Дверь в класс Луизианы была закрыта. Несмотря на перемену и жуткий весенний гвалт, который свидетельствовал о том, что у нашего общества еще есть будущее, во всяком случае, человеческий материал для него. Неужели она не отпустила своих младших школьников, чтобы в случае чего прикрыться ими как заложниками? Что ж, от этой фашистки можно ожидать всякого! Я постучала и решительно дернула дверь. Она оказалась незапертой и в открытом виде представила моему взору Луизиану, уговаривающую родителей. Причем родителей Анькиных одноклассников. Кажется, Люда провела неплохую подготовительную работу. Только вместо себя она почему-то прислала Геннадия. Не дожидаясь, пока меня заметят и выгонят, я быстро села за первую парту.
— Что хотите со мной делайте, но это мои дети, и я не собираюсь с ними расставаться, — гордо заявила Луизиана и утерла несуществующую слезу батистовым платочком, из тех, которые ей дарили на Восьмое марта мы же, родители первоклассников.
— В первую очередь это наши дети, — строго сказала молодая мама в красивых очках. — А вы мешаете им входить во взрослую жизнь, постоянно вторгаетесь в учебный процесс. Это возмутительно.
— Любовь не ведает стыда, — заметил чей-то дедушка, находящийся в состоянии непозволительных для его возраста грез. Как говорят, седина в голову — бес в ребро, но дедушке на вид всего-то шестьдесят. — Любовь не ведает стыда, но это не повод для насилия.
— Что? Я? Когда? — возмутилась Луизиана. — Это неслыханно. Если ваш мальчик не понимает, какой он национальности, и не может правильно ответить на психотесты, я не виновата.
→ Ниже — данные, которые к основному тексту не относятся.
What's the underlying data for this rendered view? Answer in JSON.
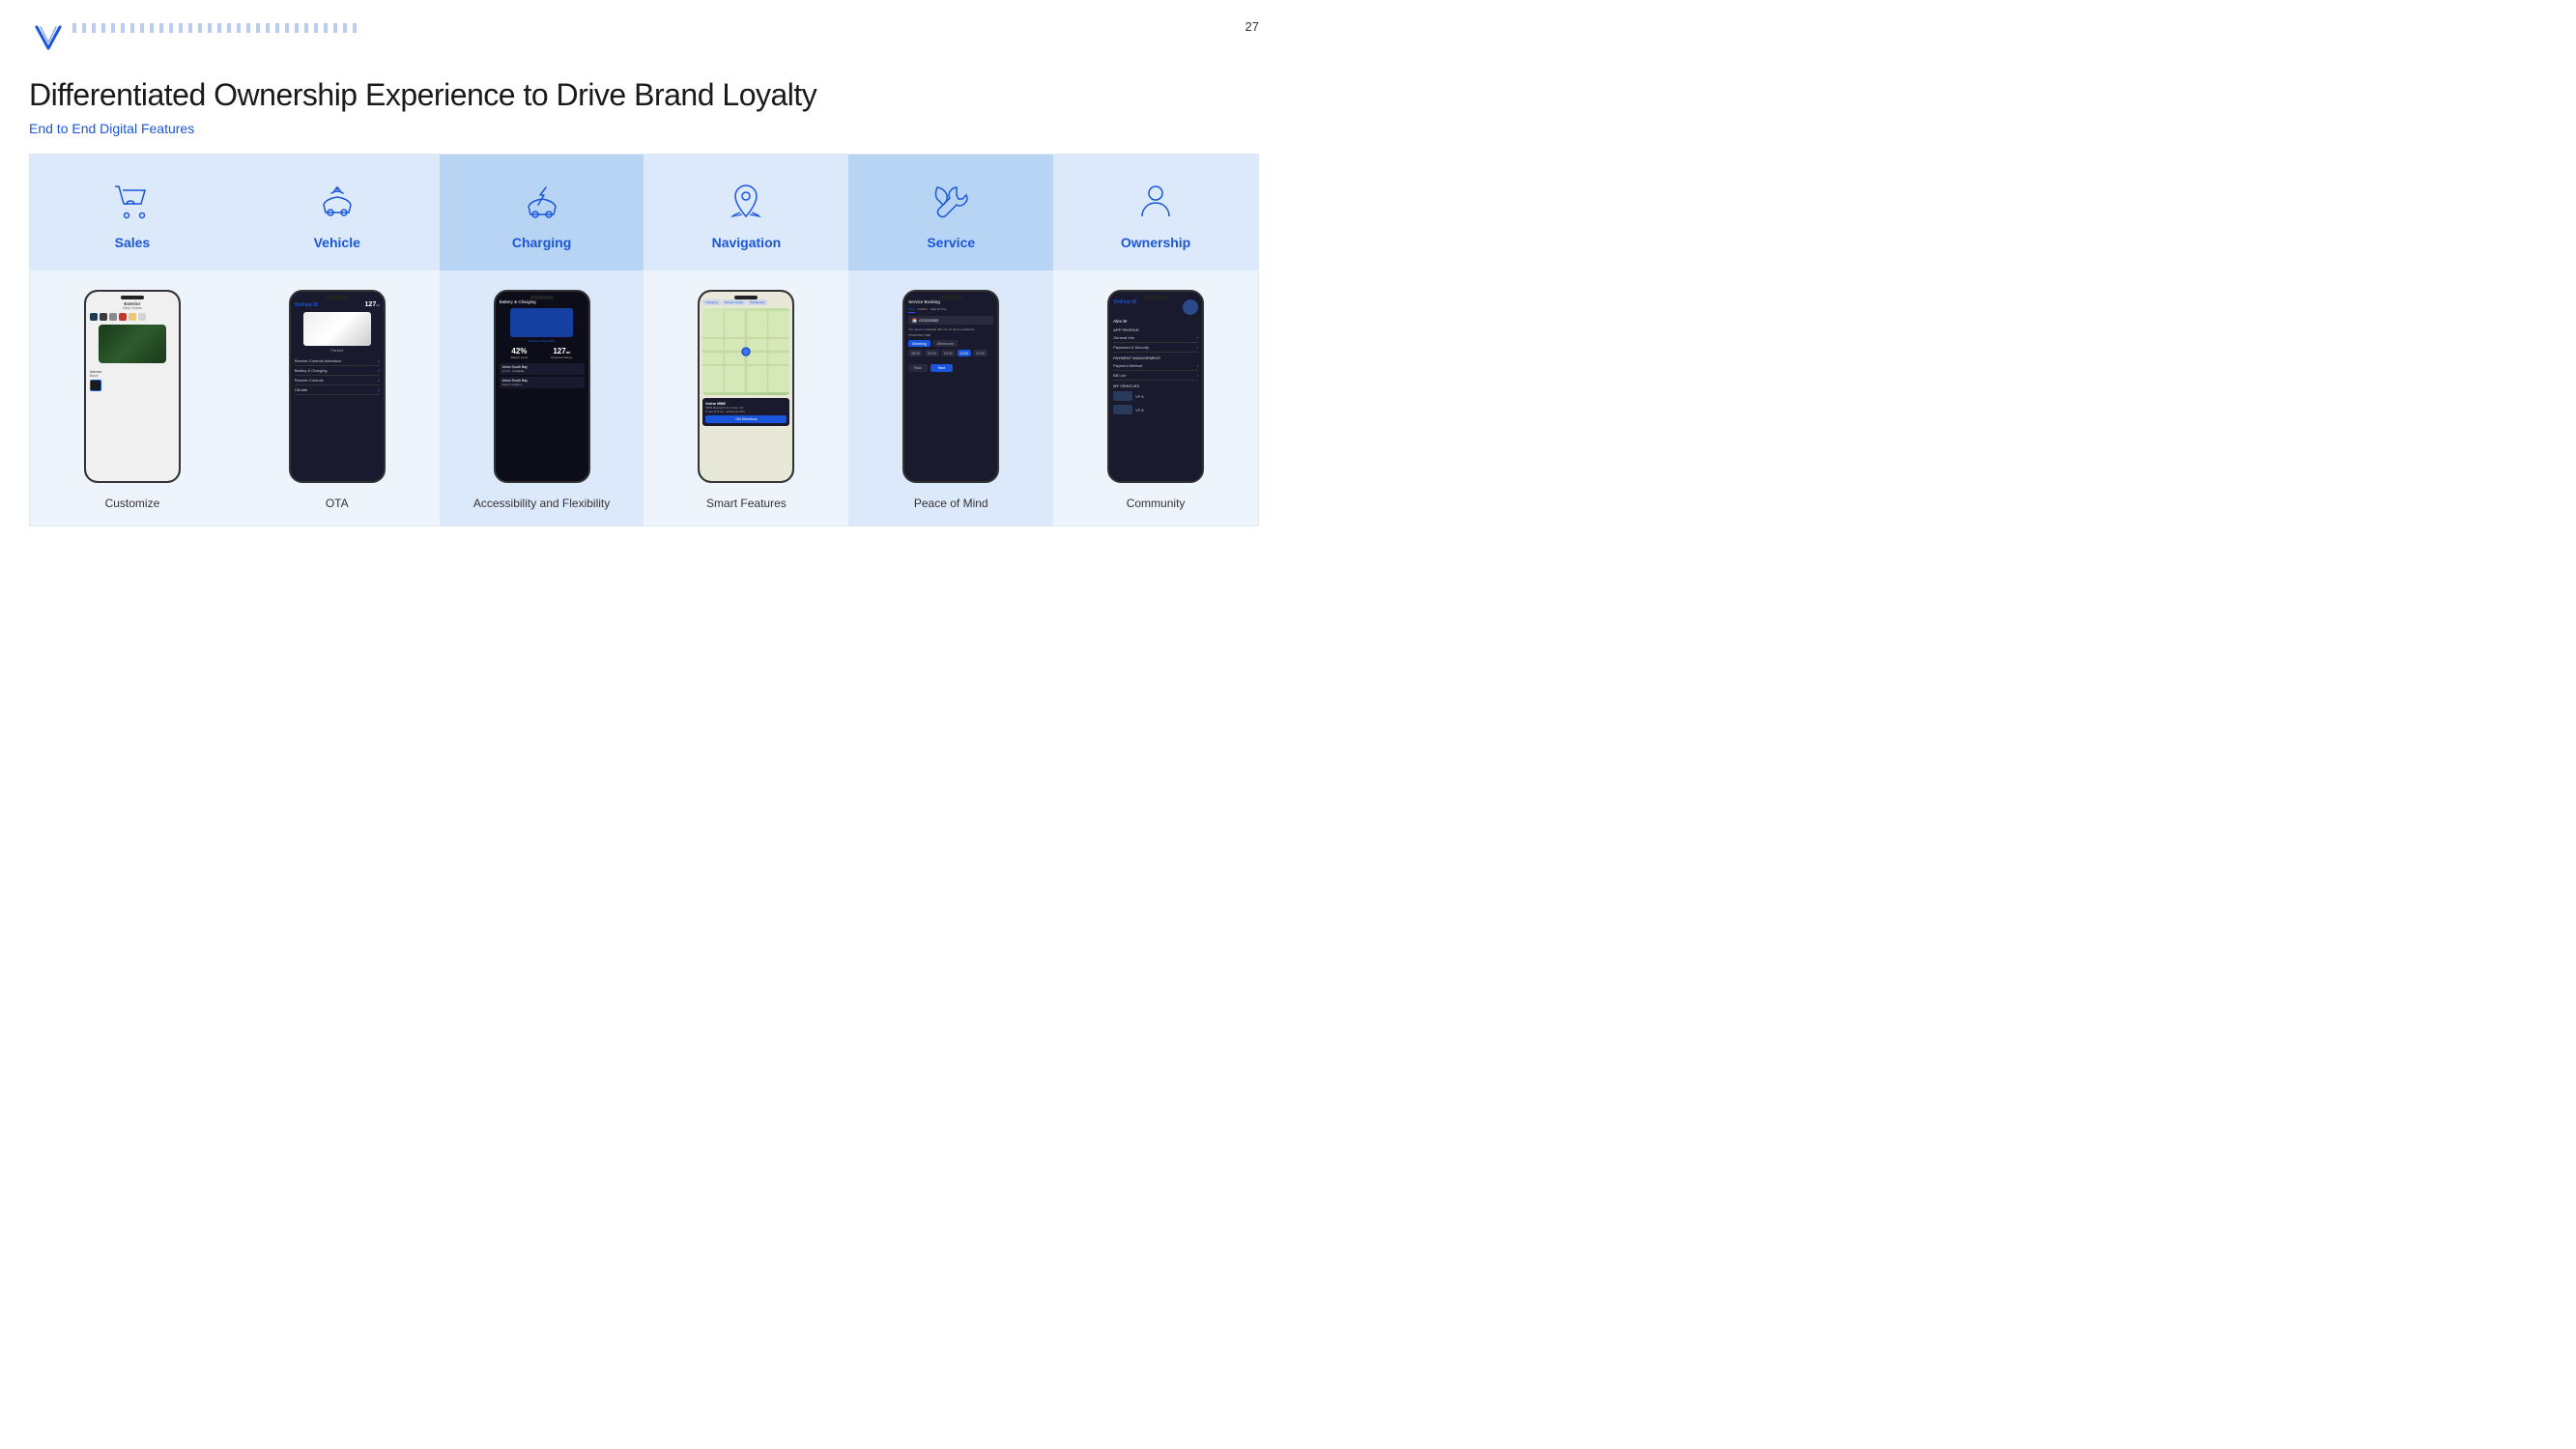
{
  "page": {
    "number": "27",
    "title": "Differentiated Ownership Experience to Drive Brand Loyalty",
    "subtitle": "End to End Digital Features"
  },
  "features": [
    {
      "id": "sales",
      "label": "Sales",
      "icon": "cart",
      "caption": "Customize",
      "highlight": false
    },
    {
      "id": "vehicle",
      "label": "Vehicle",
      "icon": "car-wifi",
      "caption": "OTA",
      "highlight": false
    },
    {
      "id": "charging",
      "label": "Charging",
      "icon": "car-charging",
      "caption": "Accessibility and Flexibility",
      "highlight": true
    },
    {
      "id": "navigation",
      "label": "Navigation",
      "icon": "map-pin",
      "caption": "Smart Features",
      "highlight": false
    },
    {
      "id": "service",
      "label": "Service",
      "icon": "wrench",
      "caption": "Peace of Mind",
      "highlight": true
    },
    {
      "id": "ownership",
      "label": "Ownership",
      "icon": "person",
      "caption": "Community",
      "highlight": false
    }
  ]
}
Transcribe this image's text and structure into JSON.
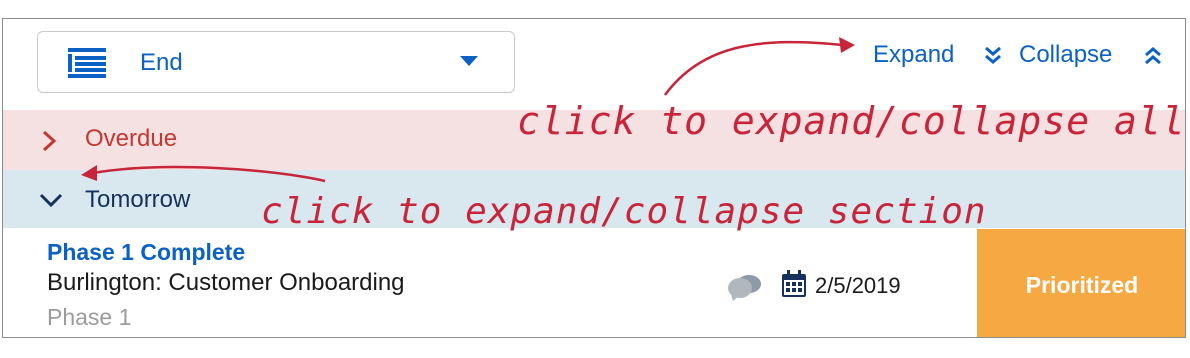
{
  "select": {
    "value": "End",
    "icon": "list-lines-icon"
  },
  "toolbar": {
    "expand_label": "Expand",
    "collapse_label": "Collapse"
  },
  "sections": [
    {
      "label": "Overdue",
      "state": "collapsed",
      "color": "#c23934",
      "background": "#f5e1e2"
    },
    {
      "label": "Tomorrow",
      "state": "expanded",
      "color": "#16325c",
      "background": "#d9e7ee"
    }
  ],
  "card": {
    "title": "Phase 1 Complete",
    "subtitle": "Burlington: Customer Onboarding",
    "phase": "Phase 1",
    "date": "2/5/2019",
    "status": "Prioritized",
    "status_color": "#f6a843"
  },
  "annotations": {
    "top": "click to expand/collapse all sections",
    "section": "click to expand/collapse section",
    "color": "#c8243a"
  },
  "colors": {
    "accent": "#0b61c4"
  }
}
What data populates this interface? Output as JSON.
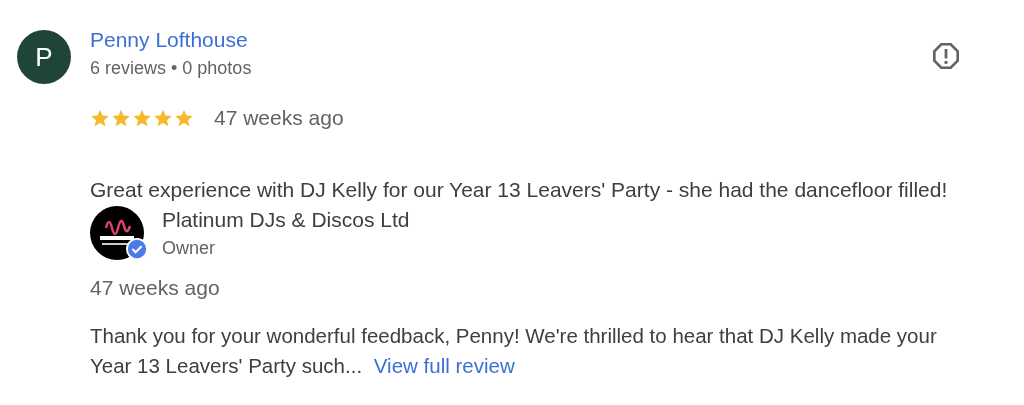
{
  "reviewer": {
    "initial": "P",
    "name": "Penny Lofthouse",
    "meta": "6 reviews • 0 photos"
  },
  "review": {
    "stars": 5,
    "time": "47 weeks ago",
    "text": "Great experience with DJ Kelly for our Year 13 Leavers' Party - she had the dancefloor filled!"
  },
  "owner_reply": {
    "name": "Platinum DJs & Discos Ltd",
    "role": "Owner",
    "verified": true,
    "time": "47 weeks ago",
    "text": "Thank you for your wonderful feedback, Penny! We're thrilled to hear that DJ Kelly made your Year 13 Leavers' Party such...",
    "link": "View full review"
  }
}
— А что, вы любите детей согласно пятой графе? — спросил дедушка, выбывший из состояния грез. — Мы, родители, требуем, что бы вы прекратили ваше издевательство на общественных началах! Давайте проголосуем и пойдем к директору!
— Вы уже проводили практические занятия по сексуальному воспитанию? — спросила я; честное слово, было просто интересно, стоит ли контролировать эротический канал собственного телевизора.
— Что? Какое безобразие! — сказал Геннадий и стукнул кулаком по парте. — Да как вы смеете? — злобно выкрикнул потенциальный свекр моей дочери.
— А как смеете вы? Дети ведь не в лесу растут! Они мне доверяют и все обо всех вас знают! Я их люблю, и нечего мне угрожать. Сегодня у меня был день, посвященный ликам любви.
Этот выпад Луизианы был, пожалуй, самым колоритным. Во-первых, она любила сразу тридцать человек, даже мне с моим большим сердцем не всегда удавались такие штучки. Во-вторых, она не брезговала, а главное — не боялась «знать все и обо всех». По нынешним временам, такая информация обычно стоила людям по меньшей мере эмиграции. В-третьих, она была явно озабочена путями дальнейшего развития своей любви к нашим детям.
— Вам никто не угрожает. Давайте прекратим. Это действительно невиданно и нелепо. Не хочет — заставим, — предложил чей-то совершенно спокойный папа. — Заставим, граждане.
— Только не забудьте объяснить своему тестю, зачем вы купили своей любовнице машину, — мило улыбнулась Луизиана.
— Да я тебя… — Папа взял себя в руки и замолчал.
Ловись, рыбка, большая и маленькая. Ловись, сушись и откладывайся в качестве компромата. Здесь, похоже, был организован целый промысел — с сетями, трейлерами, грузоподъемниками и документацией. Хорошо, что я была тайной, известной всем.
— Так вы просто сумасшедшая? — вежливо спросила я.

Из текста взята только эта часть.